Die Kirchen wünschen sich mehr Kino mit gesellschaftlicher Relevanz. Filme könnten „nicht nur unterhalten, sondern auch die Augen öffnen, damit wir die Welt, die Menschen und ihre Ängste und Sehnsüchte neu und anders sehen“, sagte der Vorsitzende der Publizistischen Kommission der Deutschen Bischofskonferenz, Bischof Gebhard Fürst, am Sonntagabend beim Ökumenischen Empfang zur Berlinale.
Zusammen mit der evangelischen Kulturbeauftragten, Oberkirchenrätin Petra Bahr, begrüßte der katholische Medienbischof in Berlin zahlreiche Gäste aus der Filmbranche, Kultur und Politik. In seiner Ansprache hob er die Wertschätzung der Kirchen für den Film hervor, der „auf besonders eindrucksvolle Weise die Welt nahebringen“ könne.
Der Bischof von Rottenburg- Stuttgart verwies dabei auch auf Papst Franziskus, der in einem Interview die Bedeutung des Kinos herausgestellt hatte: seine filmkulturelle Bildung verdanke er seinen Eltern, die ihn als Kind oft ins Kino mitgenommen hätten. Vielleicht habe der besondere Blick des Papstes auf die Menschen am Rande der Gesellschaft auch zum Teil seinen Ursprung in dem nachhaltigen Eindruck, den gute Filme bei ihm hinterlassen haben, sagte Bischof Fürst.

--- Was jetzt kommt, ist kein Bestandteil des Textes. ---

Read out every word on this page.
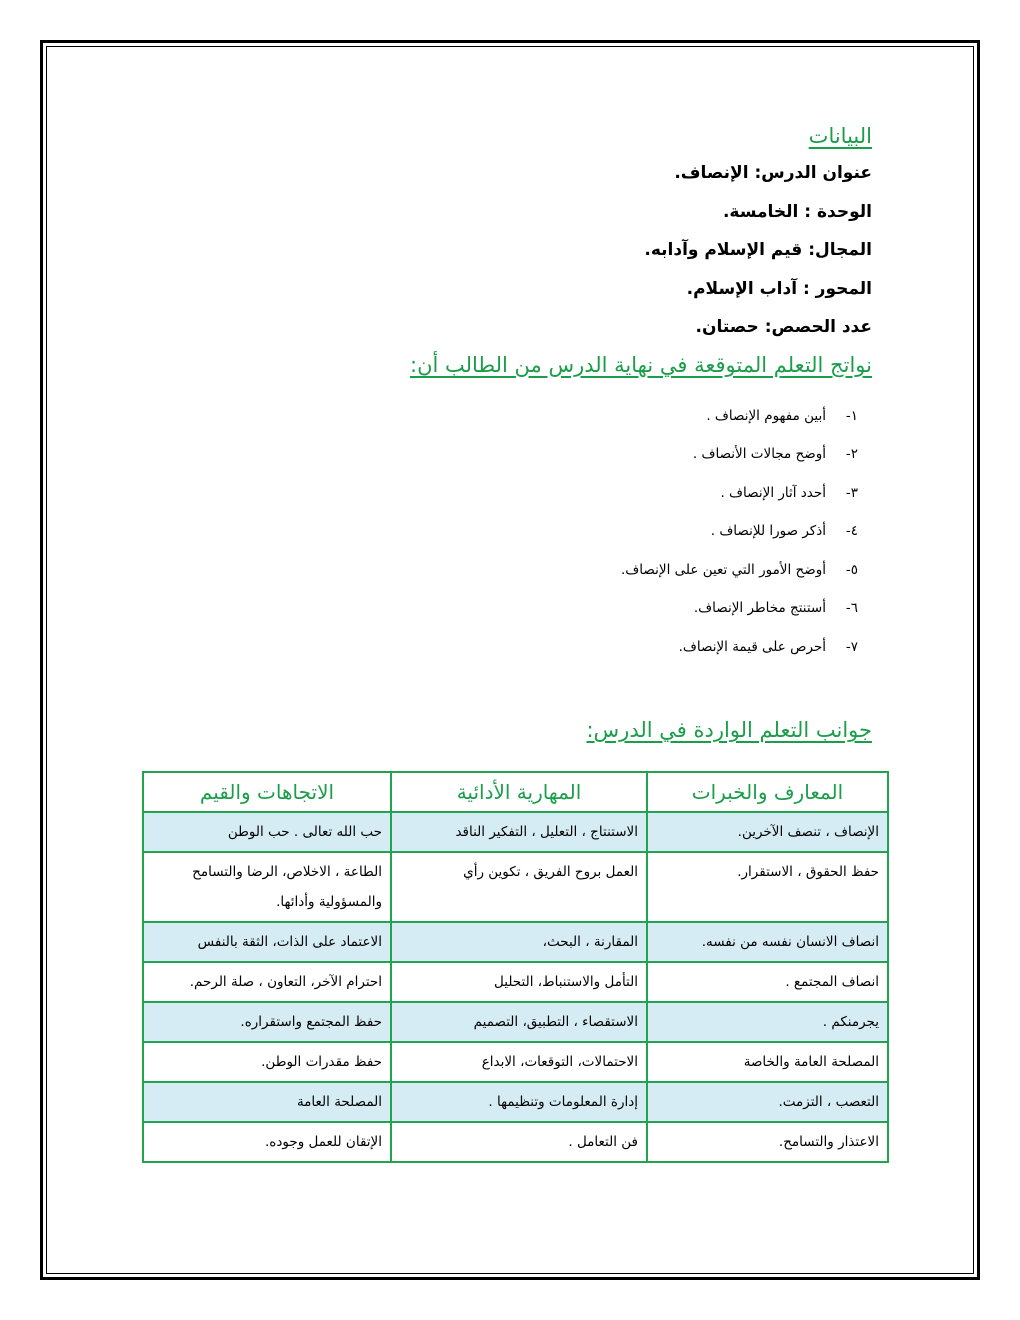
البيانات

عنوان الدرس: الإنصاف.

الوحدة : الخامسة.

المجال: قيم الإسلام وآدابه.

المحور : آداب الإسلام.

عدد الحصص: حصتان.

نواتج التعلم المتوقعة في نهاية الدرس من الطالب أن:

١-
أبين مفهوم الإنصاف .
٢-
أوضح مجالات الأنصاف .
٣-
أحدد آثار الإنصاف .
٤-
أذكر صورا للإنصاف .
٥-
أوضح الأمور التي تعين على الإنصاف.
٦-
أستنتج مخاطر الإنصاف.
٧-
أحرص على قيمة الإنصاف.

جوانب التعلم الواردة في الدرس:

المعارف والخبرات	المهارية الأدائية	الاتجاهات والقيم
الإنصاف ، تنصف الآخرين.	الاستنتاج ، التعليل ، التفكير الناقد	حب الله تعالى . حب الوطن
حفظ الحقوق ، الاستقرار.	العمل بروح الفريق ، تكوين رأي	الطاعة ، الاخلاص، الرضا والتسامح والمسؤولية وأدائها.
انصاف الانسان نفسه من نفسه.	المقارنة ، البحث،	الاعتماد على الذات، الثقة بالنفس
انصاف المجتمع .	التأمل والاستنباط، التحليل	احترام الآخر، التعاون ، صلة الرحم.
يجرمنكم .	الاستقصاء ، التطبيق، التصميم	حفظ المجتمع واستقراره.
المصلحة العامة والخاصة	الاحتمالات، التوقعات، الابداع	حفظ مقدرات الوطن.
التعصب ، التزمت.	إدارة المعلومات وتنظيمها .	المصلحة العامة
الاعتذار والتسامح.	فن التعامل .	الإتقان للعمل وجوده.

Das Anliegen, auf die kleinen Leute zu schauen, die im Kampf ums Überleben ihre Würde zu bewahren suchen, beschreibe aber nicht nur das Programm des Papstes. Auch viele Filmemacher hätten sich dieser Aufgabe immer wieder verschrieben. Ihnen komme es darauf an, „über den Film ein Gefühl für soziale Verantwortung zu vermitteln“.
Als Vertreter eines sozial engagierten Kinos würdigte Bischof Fürst den Regisseur Ken Loach und seine „mitfühlende Anteilnahme am Leben der kleinen Leute“. So sei es kein Zufall, dass das Festival dem Altmeister des britischen Kinos in diesem Jahr den Goldenen Ehrenbären für sein Lebenswerk verleiht. Kein anderer Regisseur sei häufiger mit kirchlichen Preisen ausgezeichnet worden.
Der Medienbischof wies außerdem auf ein Jubiläum hin: Vor 60 Jahren hat erstmals eine katholische Jury bei der Berlinale einen Preis vergeben. Die evangelische Filmarbeit hat 1963 eine eigene Jury eingerichtet, seit 1992 ist eine Ökumenische Jury vertreten. Diese zeichnet zum Ende des Festivals Filmschaffende und -beiträge aus, die ein menschliches Verhalten oder Zeugnis zum Ausdruck bringen, das mit dem Evangelium in Einklang steht, und die Zuschauer für spirituelle und soziale Werte sensibilisieren. Die diesjährigen Preisträger standen bei Redaktionsschluss noch nicht fest.
Das Kino liefere immer auch „wichtige Zeugnisse der Zeit“, sagte die Kulturbeauftragte der Evangelischen Kirche. Filme erinnerten daran, „wer wir waren und wie wir werden wollten. Sie erzählen Geschichten und schreiben so auch an der Geschichte mit. Wer das Kino unterschätzt, hat immer schon verloren“, sagte Bahr bei dem Empfang. Sie betonte, dass Filmbeiträge nicht nur gewinnbringende Produkte der Industrie seien, sondern ein „kulturelles Erbe, das es zu pflegen gilt“. Die anstehende Digitalisierung dürfe nicht zu einer kulturellen Demenz führen.
Vielmehr brauche es gut gepflegte Filmdepots für die bewegten Bilder. Als Gastredner beim Ökumenischen Empfang forderte Regisseur Philip Gröning („Die große Stille“), den Film wieder stärker in den gesellschaftlichen Diskurs zu bringen. Er wünsche sich ein Kino, das wagemutig und engagiert Themen aufgreife, die den Zuschauer herausfordern und neue Sichtweisen vermitteln. „Wichtige Themen sind da und müssen auch behandelt werden“, betonte er. Das Publikum könne durchaus auch „was Schweres ertragen“. Mit Blick auf die Flüchtlingsdramen vor Lampedusa wundere er sich, dass es im Wettbewerb keinen Film „über die ganzen Mittelmeertoten“ gebe.